5. Getting Warranty Work Done is Painful 

Things will go wrong with your RV, and one of the suckiest things about new RVs is trying to get warranty work done on them.

The entire process of filing a claim with the warranty provider and getting the job done can feel completely exhausting and painful.

While RV manufacturers can quickly build RVs, the support system to service those rigs hasn’t grown nearly as quickly. 

Most warranties require approved service technicians to complete all work. As a result, you could wait weeks or months if you experience an issue with your RV. 

Even if you’re handy, don’t even think about repairing it yourself. If you do, you could entirely void the warranty on your rig. Many RVers discover the warranty the RV dealership sold them is worth less than the paper it’s written on. 

New RVs for sale at an RV lot

Was RV Build Quality Better Before RVing Gained in Popularity?

You’ll hear people say, “They just don’t build them like they used to” when it comes to just about everything, whether it’s a refrigerator, car, or RV. 

Build quality has been a complaint over the last couple of decades for recreational vehicles. However, we have noticed an increase in issues over the last several years since RVing has become very trendy.

Though RV manufacturers can’t take all the blame when it comes to many of the RV issues we see.

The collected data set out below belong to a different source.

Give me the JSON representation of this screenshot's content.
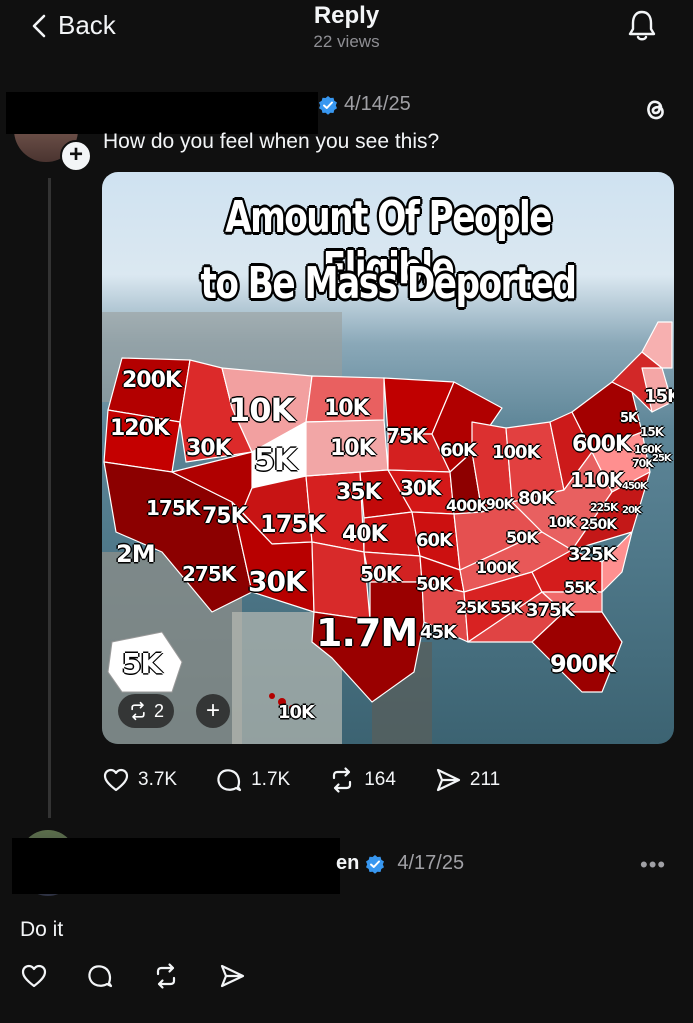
{
  "header": {
    "back_label": "Back",
    "title": "Reply",
    "views": "22 views"
  },
  "post1": {
    "date": "4/14/25",
    "text": "How do you feel when you see this?",
    "image": {
      "title_line1": "Amount Of People Eligible",
      "title_line2": "to Be Mass Deported",
      "labels": [
        "200K",
        "10K",
        "10K",
        "15K",
        "5K",
        "15K",
        "120K",
        "30K",
        "5K",
        "10K",
        "75K",
        "60K",
        "100K",
        "600K",
        "160K",
        "70K",
        "25K",
        "110K",
        "450K",
        "175K",
        "75K",
        "175K",
        "35K",
        "30K",
        "400K",
        "90K",
        "80K",
        "225K",
        "20K",
        "10K",
        "250K",
        "2M",
        "40K",
        "60K",
        "50K",
        "325K",
        "275K",
        "30K",
        "50K",
        "50K",
        "100K",
        "55K",
        "1.7M",
        "45K",
        "25K",
        "55K",
        "375K",
        "900K",
        "5K",
        "10K"
      ],
      "repost_count": "2"
    },
    "actions": {
      "likes": "3.7K",
      "replies": "1.7K",
      "reposts": "164",
      "shares": "211"
    }
  },
  "post2": {
    "name_fragment": "en",
    "date": "4/17/25",
    "text": "Do it"
  },
  "colors": {
    "background": "#101010",
    "verified": "#3897f0",
    "map_dark": "#9e0000",
    "map_light": "#f4a6a6"
  }
}
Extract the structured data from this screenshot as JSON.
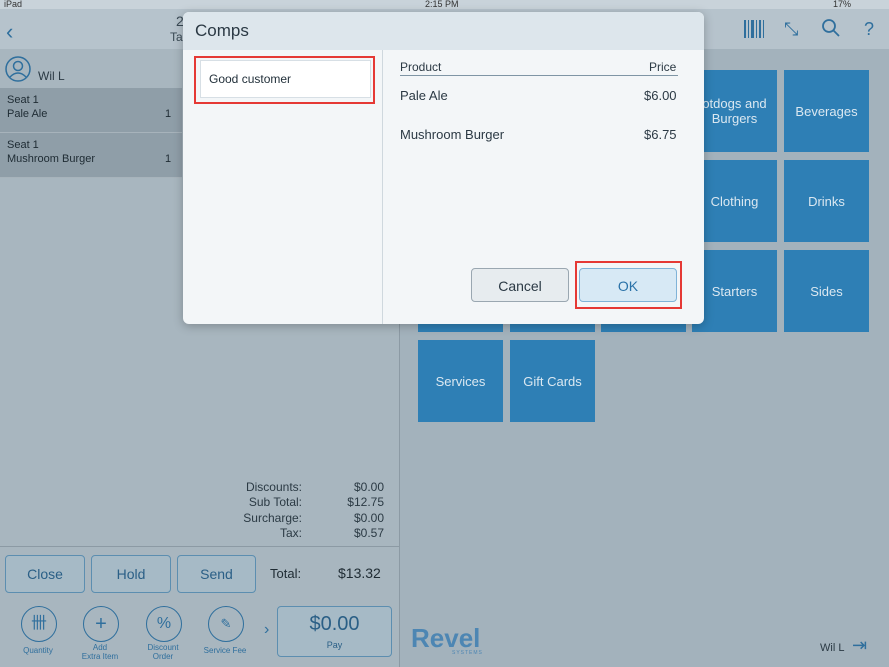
{
  "status_bar": {
    "device": "iPad",
    "time": "2:15 PM",
    "battery": "17%"
  },
  "header": {
    "table_number": "2",
    "table_label": "Ta"
  },
  "order": {
    "user": "Wil L",
    "items": [
      {
        "seat": "Seat 1",
        "name": "Pale Ale",
        "qty": "1"
      },
      {
        "seat": "Seat 1",
        "name": "Mushroom Burger",
        "qty": "1"
      }
    ],
    "totals": {
      "discounts_label": "Discounts:",
      "discounts": "$0.00",
      "subtotal_label": "Sub Total:",
      "subtotal": "$12.75",
      "surcharge_label": "Surcharge:",
      "surcharge": "$0.00",
      "tax_label": "Tax:",
      "tax": "$0.57",
      "total_label": "Total:",
      "total": "$13.32"
    },
    "buttons": {
      "close": "Close",
      "hold": "Hold",
      "send": "Send"
    },
    "tools": {
      "quantity": "Quantity",
      "add_extra_1": "Add",
      "add_extra_2": "Extra Item",
      "discount_1": "Discount",
      "discount_2": "Order",
      "service_fee": "Service Fee"
    },
    "pay": {
      "amount": "$0.00",
      "label": "Pay"
    }
  },
  "categories": [
    {
      "label": "otdogs and Burgers"
    },
    {
      "label": "Beverages"
    },
    {
      "label": "Clothing"
    },
    {
      "label": "Drinks"
    },
    {
      "label": "Starters"
    },
    {
      "label": "Sides"
    },
    {
      "label": "Services"
    },
    {
      "label": "Gift Cards"
    }
  ],
  "brand": {
    "logo": "Revel",
    "sub": "SYSTEMS"
  },
  "footer_user": "Wil L",
  "modal": {
    "title": "Comps",
    "reason": "Good customer",
    "col_product": "Product",
    "col_price": "Price",
    "rows": [
      {
        "product": "Pale Ale",
        "price": "$6.00"
      },
      {
        "product": "Mushroom Burger",
        "price": "$6.75"
      }
    ],
    "cancel": "Cancel",
    "ok": "OK"
  },
  "colors": {
    "accent": "#2e7fb5",
    "highlight": "#e53935"
  }
}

Misusing an RV, failing to keep up with the maintenance, and ignoring obvious signs of repairs often lead to significant problems later on, all of which fall under the responsibility of the RV owner.

Now that demand for RVs is cooling off a bit, manufacturers will likely have no choice but to slow down and focus on quality more than quantity. This will help win over customers and ensure they continue to remain in business down the road.

Keep in Mind: Should you buy a used or a new RV? These 8 Facts will help to Settle the Debate!

Think Twice About Buying a New RV

If you’re in the market for a new RV, you may want to think twice about it. You’ll end up with an increased chance of poor quality that you then pay a premium price for. 

You could find yourself tackling one repair after another after taking your new rig out for a camping trip or two.

You may even find that your new RV spends more time in a repair shop than at a campsite.

1 comment
  1. The issue of poor quality has been evident for the past decade but made more obvious in recent years by the newcomers to the RV world and further the Covid pandemic. Our 2008 manufactured Class A diesel costing over $350K, was worse than junk. It literally fell apart over a five year period and for which we took a financial beating when we sold it. I agree, don’t buy new!
    We did however, buy a 2002 MCI E-4500, 45′ that was a motorhome conversion with a Detroit S-60 engine. It has been fantastic and there is no comparison re structure, build quality, ride, handling and safety plus durability. Under no conditions whatsoever would I buy a manufactured unit again.